That includes the highest per capita public debt burden in the nation, according to the national Tax Foundation, driven partly by six-figure state pensions, as the Herald reported this week.

The result is the Bay State is ranked as having the 36th most competitive state business tax climate in the nation, according to the Washington, D.C.-based Tax Foundation.

“The tax health of the state is not good,” said Michael Lucci, vice president of state projects for the nonprofit. “The state has a relatively high tax burden, especially compared to New Hampshire.”

The foundation ranks the Granite State among the Top 10 states for taxes on business, with Wyoming coming in first followed by South Dakota, Alaska, Florida, Montana then New Hampshire.

Connecticut, California, New York and New Jersey are rated as having the worst state business tax climate for 2020, the foundation states.

“Massachusetts as a whole has high income and strong growth and education is a key driver,” Lucci told the Herald. “But having a better tax code can make that better … and help the state if a recession were to hit.”

Key indicators show tax bills in Massachusetts are not as high as they were in the past, but the state is still in the Top 10 in many categories per capita, including:

  • The second highest corporate tax collections at $320. The national average is $139.
  • The third highest for individual income tax collections at $2,146. The national average is $1,083.
  • The fifth highest for state and local tax collections at $6,469. The U.S. average is $4,946.

“The Taxachusetts label is not completely gone but it has improved.
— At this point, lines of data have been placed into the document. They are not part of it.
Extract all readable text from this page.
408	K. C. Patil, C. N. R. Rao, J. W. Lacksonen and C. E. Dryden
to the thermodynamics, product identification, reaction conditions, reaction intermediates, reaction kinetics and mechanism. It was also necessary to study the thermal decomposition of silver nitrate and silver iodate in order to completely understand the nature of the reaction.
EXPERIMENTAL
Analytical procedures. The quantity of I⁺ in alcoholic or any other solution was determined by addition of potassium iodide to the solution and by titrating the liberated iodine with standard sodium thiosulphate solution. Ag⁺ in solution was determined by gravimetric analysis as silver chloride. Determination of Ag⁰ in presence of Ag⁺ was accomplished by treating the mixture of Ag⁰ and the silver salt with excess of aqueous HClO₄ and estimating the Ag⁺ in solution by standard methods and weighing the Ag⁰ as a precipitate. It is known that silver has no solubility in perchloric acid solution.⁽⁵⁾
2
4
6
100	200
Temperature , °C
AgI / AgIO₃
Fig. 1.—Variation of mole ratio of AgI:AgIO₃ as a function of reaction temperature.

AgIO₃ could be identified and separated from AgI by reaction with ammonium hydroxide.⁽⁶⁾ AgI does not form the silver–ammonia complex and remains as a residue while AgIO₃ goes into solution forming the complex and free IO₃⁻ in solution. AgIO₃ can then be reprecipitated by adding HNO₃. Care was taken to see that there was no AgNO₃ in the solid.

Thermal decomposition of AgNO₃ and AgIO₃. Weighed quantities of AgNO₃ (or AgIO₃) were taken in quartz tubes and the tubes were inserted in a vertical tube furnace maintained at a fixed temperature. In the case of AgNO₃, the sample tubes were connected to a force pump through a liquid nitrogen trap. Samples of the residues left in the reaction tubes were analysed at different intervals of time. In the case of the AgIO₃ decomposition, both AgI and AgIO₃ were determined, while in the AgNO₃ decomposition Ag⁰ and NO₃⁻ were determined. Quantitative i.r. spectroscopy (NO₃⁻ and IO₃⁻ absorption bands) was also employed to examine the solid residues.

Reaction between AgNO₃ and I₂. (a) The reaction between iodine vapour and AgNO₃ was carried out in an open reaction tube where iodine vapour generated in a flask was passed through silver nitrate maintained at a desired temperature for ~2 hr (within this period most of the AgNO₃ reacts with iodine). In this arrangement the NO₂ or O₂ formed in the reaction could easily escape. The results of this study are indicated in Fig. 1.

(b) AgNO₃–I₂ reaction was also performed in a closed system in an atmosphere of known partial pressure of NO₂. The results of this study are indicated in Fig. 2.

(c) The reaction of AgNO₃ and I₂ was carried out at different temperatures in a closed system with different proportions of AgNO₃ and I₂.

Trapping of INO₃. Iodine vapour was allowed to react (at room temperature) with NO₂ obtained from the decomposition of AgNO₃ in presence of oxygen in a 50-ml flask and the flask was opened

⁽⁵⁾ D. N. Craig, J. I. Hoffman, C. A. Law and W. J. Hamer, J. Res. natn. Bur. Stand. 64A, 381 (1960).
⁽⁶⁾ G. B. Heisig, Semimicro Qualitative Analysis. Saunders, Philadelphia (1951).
It is still a high tax state,” Lucci added.

Gov. Charlie Baker said Saturday “the single biggest thing we heard from the rating agencies … is actually not about pensions and debt, it was about the state of the state’s stabilization fund, and over the past several years we have basically tripled the size of our stabilization fund to $3.5 billion. It’s as big as it’s ever been.”

Baker said the pension payouts are “on a schedule” and the state will “fund them every single year on the schedule” that reaches to 2037.

UMass Amherst economics professor emeritus David Kotz urged continued investment in state infrastructure.

“Look at China. That country grew so fast because because the government invested in high-class railways and roads,” said Kotz. “We’ve got to invest in what we’re good at.”